Canada is the world’s fourth largest oil producer and accounts for about 5% of total production. A report released on December 9, 2021, by the Government of Canada’s energy regulator projects that our output will to grow from 4.9 million bpd in 2019 to 5.8 million bpd by 2032, a 19% increase. Canada plans to maintain high production levels for another 20 years after that, with a slight decline by 2050 down to 4.8 million – a 2% reduction below the 2019 level.
The contradiction between the ambitions of individual oil producing states (including Canada) and the unforgiving global limits and timelines to 2030 and the much deeper cuts required by 2040 is plain and inescapable.
And yet, in the public and political discussion in Canada about climate policy, neither the Trudeau government nor individual Federal Ministers, and (with one or two individual exceptions) none of the elected Members of Parliament in the three large cross-Canada parties (Liberal, the NDP party, and the Conservative party) will talk about the need to curb Canada’s oil production.
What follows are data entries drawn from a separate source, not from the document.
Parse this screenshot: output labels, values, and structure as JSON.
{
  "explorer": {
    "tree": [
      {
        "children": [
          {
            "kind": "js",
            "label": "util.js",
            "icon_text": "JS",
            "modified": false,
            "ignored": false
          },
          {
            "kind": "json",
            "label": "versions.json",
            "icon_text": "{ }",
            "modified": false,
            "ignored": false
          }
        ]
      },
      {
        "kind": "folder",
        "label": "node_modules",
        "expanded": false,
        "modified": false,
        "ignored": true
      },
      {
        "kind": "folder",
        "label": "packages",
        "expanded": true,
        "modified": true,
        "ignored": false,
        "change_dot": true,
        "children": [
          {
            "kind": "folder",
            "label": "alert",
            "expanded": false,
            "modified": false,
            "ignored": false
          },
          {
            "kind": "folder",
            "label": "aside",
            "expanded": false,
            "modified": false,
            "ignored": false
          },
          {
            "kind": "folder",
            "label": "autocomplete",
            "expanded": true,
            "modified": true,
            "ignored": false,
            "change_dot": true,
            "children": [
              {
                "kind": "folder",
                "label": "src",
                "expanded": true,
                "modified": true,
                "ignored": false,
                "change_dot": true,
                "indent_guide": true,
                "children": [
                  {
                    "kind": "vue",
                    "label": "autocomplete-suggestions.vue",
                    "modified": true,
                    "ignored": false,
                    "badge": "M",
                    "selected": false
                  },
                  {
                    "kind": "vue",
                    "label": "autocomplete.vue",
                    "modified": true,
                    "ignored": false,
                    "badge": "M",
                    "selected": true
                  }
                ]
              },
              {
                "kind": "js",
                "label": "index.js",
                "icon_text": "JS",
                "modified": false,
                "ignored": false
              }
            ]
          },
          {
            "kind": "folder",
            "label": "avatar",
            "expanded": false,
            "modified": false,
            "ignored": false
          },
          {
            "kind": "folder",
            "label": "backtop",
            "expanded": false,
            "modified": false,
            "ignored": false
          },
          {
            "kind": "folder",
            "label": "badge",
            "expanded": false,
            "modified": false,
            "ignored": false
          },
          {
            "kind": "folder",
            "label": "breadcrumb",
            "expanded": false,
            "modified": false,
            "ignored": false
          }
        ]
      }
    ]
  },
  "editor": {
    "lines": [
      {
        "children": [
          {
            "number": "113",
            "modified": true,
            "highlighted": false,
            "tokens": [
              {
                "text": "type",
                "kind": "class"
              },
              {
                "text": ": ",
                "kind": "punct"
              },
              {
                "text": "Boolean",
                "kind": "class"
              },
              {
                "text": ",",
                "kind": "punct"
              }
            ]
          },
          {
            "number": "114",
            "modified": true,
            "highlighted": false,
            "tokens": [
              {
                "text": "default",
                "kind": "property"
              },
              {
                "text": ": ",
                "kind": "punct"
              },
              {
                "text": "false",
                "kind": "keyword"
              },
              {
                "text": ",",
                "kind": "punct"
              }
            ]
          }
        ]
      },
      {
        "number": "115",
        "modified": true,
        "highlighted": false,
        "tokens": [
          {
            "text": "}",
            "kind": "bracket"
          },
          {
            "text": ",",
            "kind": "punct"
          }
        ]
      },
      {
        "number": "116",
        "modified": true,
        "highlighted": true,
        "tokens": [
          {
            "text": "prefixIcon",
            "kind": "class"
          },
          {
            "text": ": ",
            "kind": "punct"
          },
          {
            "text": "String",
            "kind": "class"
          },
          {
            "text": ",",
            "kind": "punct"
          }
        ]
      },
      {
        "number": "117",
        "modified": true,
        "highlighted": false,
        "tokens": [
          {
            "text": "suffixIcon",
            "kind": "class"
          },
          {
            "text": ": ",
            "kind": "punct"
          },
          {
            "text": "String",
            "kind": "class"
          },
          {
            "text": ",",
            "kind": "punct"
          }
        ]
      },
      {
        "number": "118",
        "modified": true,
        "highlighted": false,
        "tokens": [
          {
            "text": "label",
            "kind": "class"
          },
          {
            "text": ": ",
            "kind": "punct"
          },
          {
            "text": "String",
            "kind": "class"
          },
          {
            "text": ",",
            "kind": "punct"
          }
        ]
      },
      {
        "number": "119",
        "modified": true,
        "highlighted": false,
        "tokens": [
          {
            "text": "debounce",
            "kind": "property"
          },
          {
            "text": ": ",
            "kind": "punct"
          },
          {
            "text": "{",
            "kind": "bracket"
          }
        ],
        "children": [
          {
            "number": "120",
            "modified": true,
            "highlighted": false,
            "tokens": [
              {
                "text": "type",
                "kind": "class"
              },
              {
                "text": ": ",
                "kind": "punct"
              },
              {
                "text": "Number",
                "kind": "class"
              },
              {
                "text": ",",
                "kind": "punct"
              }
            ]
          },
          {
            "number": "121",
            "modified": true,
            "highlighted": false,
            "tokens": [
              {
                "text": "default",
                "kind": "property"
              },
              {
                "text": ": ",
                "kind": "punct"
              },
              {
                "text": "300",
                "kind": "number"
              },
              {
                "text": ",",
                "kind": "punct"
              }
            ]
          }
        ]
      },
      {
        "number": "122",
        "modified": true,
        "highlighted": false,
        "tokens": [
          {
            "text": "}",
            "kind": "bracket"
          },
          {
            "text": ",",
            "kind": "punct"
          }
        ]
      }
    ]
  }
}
Bloc Quebecois MPs have spoken with candour and urgency on the need to begin to reduce our oil production. This paper delves into one very recent event, a hearing that took place on February 9, 2022, before the Parliamentary Committee on Natural Resources, when witnesses, including the Co-chair of the government-appointed Net-Zero Advisory Body, were called to testify about a proposed plan to “cap” GHG emission in Canada’s oil and gas sector.